Sunday, March 25, 2007


As the countdown commences, let us ponder for a moment the meaning of a new cosmology for the human vision of its place in the cosmos.

Nowadays, the Newtonian universe feels cold and mean. One often hears the sentiment that we are no more than fluff on the edge of a random galaxy. With Dark Matter thrown in, people say we are not even that. After pondering a question from M. Porter I thought of coming up with some new slogans. Let's try this one out for size first: we are Hawking radiation.

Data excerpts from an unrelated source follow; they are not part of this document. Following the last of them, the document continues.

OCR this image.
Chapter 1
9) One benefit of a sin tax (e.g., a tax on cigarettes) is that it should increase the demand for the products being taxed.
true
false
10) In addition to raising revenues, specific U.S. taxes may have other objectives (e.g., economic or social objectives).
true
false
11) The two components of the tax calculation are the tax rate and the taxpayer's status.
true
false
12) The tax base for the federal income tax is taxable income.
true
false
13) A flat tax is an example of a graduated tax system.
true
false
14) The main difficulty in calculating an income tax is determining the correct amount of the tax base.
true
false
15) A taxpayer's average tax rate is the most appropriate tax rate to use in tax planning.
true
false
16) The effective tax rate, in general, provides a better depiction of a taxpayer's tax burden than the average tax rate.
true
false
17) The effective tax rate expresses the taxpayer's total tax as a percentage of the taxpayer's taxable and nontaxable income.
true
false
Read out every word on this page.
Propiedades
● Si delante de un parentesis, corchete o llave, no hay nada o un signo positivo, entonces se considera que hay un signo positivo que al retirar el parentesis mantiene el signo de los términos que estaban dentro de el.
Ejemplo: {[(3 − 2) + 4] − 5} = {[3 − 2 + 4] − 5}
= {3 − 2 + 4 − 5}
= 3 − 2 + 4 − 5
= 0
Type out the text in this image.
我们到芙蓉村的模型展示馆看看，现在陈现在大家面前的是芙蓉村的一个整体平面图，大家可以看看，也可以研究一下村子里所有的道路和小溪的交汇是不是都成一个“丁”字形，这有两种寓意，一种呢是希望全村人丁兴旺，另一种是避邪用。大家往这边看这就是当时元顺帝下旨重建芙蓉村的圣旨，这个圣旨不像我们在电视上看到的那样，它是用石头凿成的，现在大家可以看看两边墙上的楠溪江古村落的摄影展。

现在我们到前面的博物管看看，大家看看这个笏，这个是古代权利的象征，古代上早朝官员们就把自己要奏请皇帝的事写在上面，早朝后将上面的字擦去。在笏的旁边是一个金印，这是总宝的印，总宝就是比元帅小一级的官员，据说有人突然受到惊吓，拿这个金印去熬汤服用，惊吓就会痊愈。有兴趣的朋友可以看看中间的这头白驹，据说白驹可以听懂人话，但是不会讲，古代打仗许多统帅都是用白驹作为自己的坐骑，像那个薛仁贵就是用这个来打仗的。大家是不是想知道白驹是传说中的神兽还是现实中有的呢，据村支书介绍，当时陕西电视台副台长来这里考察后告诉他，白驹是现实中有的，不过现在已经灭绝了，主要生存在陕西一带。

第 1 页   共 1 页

In the 20th century view of the cosmos, this is really no better than thinking of ourselves as garbage. But the slogan is meant as a quantum gravitational one, and the concept of Hawking radiation is immensely rich. By considering only the lightest particles of the standard model we have trusted a false picture of nothingness. But the complexity of life has increased with time. The black hole at the centre of the earth is a part of what we are.


Blogger Matti Pitkanen said...

Nowadays, the Newtonian universe feels cold and mean. One often hears the sentiment that we are no more than fluff on the edge of a random galaxy. With Dark Matter thrown in, people say we are not even that."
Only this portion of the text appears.